At some point, however, I realized that all stir-fries follow the same template: protein + vegetables + flavorings (sauce and herbs) + base (rice or noodles)

With that template in mind, I could now think about stir-fries: I had shifted from someone who follows recipes to someone who could cook. Similar templates for other dishes enabled me to develop my ability to think about various dishes.

Likewise, I suspect that writing templates might allow students to shift from students who complete writing assignments to people who write to think, drawing from an essential set of templates.

Templates enable creativity

Once I learned these templates, far from feeling constricted in the kitchen, I actually felt much more creative.

To draw out the cooking analogy, I felt better equipped to experiment with combinations of proteins and vegetables, sauces and herbs. During a healthy period, I shifted the base and replaced rice and noodles with lettuce to create a low-carb stir-fry.

In the writing classroom, likewise, templates could serve as what rhetoricians call an “invention” device: just as I experimented with different combinations of sauces, so student writers might draw upon existing templates to invent new ideas.

Painting by numbers?

The common complaint that I’ve heard about templates is that they achieve the same effect as a painting by numbers approach: they help students produce writing, but they don’t result in much creativity or original thought.

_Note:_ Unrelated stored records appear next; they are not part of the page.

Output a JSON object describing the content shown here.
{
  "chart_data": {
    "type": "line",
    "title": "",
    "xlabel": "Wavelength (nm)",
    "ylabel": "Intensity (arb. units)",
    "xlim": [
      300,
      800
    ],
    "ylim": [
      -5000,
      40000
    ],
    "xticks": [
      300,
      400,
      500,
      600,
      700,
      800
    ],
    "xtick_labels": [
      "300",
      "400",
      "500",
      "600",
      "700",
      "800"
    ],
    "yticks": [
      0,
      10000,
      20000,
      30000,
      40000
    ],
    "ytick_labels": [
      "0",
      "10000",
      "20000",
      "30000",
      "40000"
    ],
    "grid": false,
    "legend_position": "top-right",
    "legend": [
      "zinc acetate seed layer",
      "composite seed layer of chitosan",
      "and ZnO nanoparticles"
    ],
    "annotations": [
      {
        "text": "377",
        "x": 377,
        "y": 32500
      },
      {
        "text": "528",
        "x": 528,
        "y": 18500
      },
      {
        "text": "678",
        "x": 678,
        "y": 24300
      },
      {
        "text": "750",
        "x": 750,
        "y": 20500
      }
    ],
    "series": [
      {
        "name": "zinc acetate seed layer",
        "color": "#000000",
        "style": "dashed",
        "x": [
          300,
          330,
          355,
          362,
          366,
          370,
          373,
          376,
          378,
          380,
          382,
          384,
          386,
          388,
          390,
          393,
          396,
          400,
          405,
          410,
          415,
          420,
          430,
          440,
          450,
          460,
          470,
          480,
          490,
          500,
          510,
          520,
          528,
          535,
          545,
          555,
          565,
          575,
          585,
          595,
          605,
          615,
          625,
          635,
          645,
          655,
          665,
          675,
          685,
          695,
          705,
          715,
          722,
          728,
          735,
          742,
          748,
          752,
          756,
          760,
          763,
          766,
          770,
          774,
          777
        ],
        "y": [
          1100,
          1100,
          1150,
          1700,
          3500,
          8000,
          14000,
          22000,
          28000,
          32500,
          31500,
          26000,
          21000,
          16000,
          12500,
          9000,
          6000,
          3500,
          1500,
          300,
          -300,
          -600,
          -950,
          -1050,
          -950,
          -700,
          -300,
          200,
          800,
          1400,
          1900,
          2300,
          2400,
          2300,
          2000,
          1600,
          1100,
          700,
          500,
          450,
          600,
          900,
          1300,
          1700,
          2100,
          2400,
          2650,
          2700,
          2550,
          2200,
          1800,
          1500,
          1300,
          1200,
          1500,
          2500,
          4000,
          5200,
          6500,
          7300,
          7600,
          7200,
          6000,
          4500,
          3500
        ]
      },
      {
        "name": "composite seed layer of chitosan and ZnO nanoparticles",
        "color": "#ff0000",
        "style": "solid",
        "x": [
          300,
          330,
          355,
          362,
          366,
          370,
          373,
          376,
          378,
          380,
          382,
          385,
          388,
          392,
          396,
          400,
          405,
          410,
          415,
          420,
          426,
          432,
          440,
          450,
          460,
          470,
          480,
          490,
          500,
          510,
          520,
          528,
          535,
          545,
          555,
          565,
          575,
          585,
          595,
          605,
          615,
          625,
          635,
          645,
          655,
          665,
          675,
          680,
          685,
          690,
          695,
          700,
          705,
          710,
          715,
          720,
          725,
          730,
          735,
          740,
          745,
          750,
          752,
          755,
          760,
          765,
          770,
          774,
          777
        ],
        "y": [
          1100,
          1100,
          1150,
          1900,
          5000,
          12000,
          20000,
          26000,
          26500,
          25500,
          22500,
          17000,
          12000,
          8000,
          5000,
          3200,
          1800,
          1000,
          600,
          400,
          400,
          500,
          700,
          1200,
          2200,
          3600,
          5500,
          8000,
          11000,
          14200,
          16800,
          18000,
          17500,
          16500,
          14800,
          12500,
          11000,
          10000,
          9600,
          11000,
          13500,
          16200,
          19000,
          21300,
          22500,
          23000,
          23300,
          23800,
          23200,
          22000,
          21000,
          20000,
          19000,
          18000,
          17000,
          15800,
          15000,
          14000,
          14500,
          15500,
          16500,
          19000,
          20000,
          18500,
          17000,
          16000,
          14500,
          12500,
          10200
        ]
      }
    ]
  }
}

I do think this is a fair critique, but only if templates are seen as ends rather than means. Put simply, I believe that any writing template should be there to help the student start their thinking process, but discarded when the writer needs to proceed.

For example, I give my students some templates for “logical relations,” the phrases that writers use to signal their thinking (such as the “for example” at the start of this sentence). In my classroom, I introduce these templates by having the students add one to the start of every single sentence in a paragraph or two. As they inevitably, and justifiably, start to complain, I explain that this was just practice and that they are free to remove any and all from their paragraph.

Also inevitably, every student retains one or two of these phrases with a begrudging look. As we talk, the students generally acknowledge that such phrases helped clarify their own thinking and made their writing clearer.

In a way, the template also serves as a check point: if a piece lacks “example” phrases, realizing this may help the student look to provide supporting evidence. But this is not because I force them to follow a set number of pieces of evidence per paragraph, instead the template guides the student towards thinking carefully about their own argument.

Ultimately, I think templates can offer students a cognitive tool to shape their own thoughts.